Asking the Right Questions
Most of the major equity indices were in the red last week, following weaker than expected economic data, most notably weak first quarter GDP data from the US and the UK. The news rippled through financial markets, weighing on the respective currencies, with bond yields moving higher and equity markets lower. European equity markets were among the hardest hit, as the Euro moving sharply higher against the US dollar, not surprising since the big move in European equity markets YTD has been led by the sharp decline in the single currency. The FTSE Eurofirst 300 fell 3.43%, In Asia, Japan’s Nikkei 225 fell 2.50%, while Chinese equities bucked the trend and continued their breath-taking ascent.
The German 10-Year government bond yield spiked higher last week, up 21bps to 0.37%. While it is still a paltry yield for investors purchasing the bond and holding till maturity in 2025, the move did attract attention as the question of bond market liquidity came to the fore again.
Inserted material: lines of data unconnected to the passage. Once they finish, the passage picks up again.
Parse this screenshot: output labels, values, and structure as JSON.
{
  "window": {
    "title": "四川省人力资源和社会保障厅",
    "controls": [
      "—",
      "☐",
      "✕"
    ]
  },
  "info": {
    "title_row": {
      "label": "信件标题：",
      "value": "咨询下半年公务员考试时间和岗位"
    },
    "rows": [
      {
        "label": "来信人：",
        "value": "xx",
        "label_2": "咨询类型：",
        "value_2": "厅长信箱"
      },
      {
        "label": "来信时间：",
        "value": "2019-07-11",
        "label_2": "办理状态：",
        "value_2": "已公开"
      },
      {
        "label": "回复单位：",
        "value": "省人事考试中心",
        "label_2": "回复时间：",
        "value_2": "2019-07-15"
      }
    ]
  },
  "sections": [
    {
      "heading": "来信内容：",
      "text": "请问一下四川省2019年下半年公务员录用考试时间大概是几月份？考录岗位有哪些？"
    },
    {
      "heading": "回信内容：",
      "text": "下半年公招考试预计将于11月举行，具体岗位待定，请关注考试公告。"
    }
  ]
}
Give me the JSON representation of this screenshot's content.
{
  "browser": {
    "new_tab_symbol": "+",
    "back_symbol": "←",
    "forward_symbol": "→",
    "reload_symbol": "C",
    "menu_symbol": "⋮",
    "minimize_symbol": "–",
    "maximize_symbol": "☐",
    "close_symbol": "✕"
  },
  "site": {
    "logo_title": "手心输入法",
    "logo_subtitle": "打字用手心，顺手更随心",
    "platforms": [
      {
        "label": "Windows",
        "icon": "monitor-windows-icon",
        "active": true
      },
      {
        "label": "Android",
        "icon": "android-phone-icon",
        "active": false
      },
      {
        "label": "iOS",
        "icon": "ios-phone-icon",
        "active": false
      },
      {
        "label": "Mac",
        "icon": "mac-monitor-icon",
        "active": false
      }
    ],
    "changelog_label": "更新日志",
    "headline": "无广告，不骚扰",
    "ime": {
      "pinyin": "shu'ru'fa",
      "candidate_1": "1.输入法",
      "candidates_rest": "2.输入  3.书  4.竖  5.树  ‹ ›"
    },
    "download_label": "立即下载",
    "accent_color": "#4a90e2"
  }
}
There is a plethora of factors at play here and while the move higher would be welcomed as part of a reflation of the Eurozone economy, we’re not there yet. Therefore, the move is likely to be short-lived if the European Central Bank continues with their bond purchases, as net supply of German government bonds is to turn sharply negative again in June and July.
Key macro data this week includes purchasing manager index (PMI) reports from around the globe, retail sales from Europe, industrial production and trade balance data from France and Germany. Given the recent weakness in US economic data the key US non-farm payrolls employment report released on Friday will carry even more significance than usual as market participants try to gauge the timing of interest rate hikes. After reporting a surprise drop in exports and imports last month, China’s trade balance report for April will also be in focus on Friday.
On the monetary policy front the European Central Bank Governing council will meet this week, with no change to policy expected. Among other things, Draghi will likely face further questioning on persistently low inflation, the outlook for the Eurozone economy, the impact of the ECB’s asset purchase program on bond markets, and developments in Greece. The minutes from the Bank of Japan’s monetary policy meeting will provide some insight into whether the Bank are considering more aggressive measures, while the US Fed governors are on the speech circuit this week, including Janet Yellen.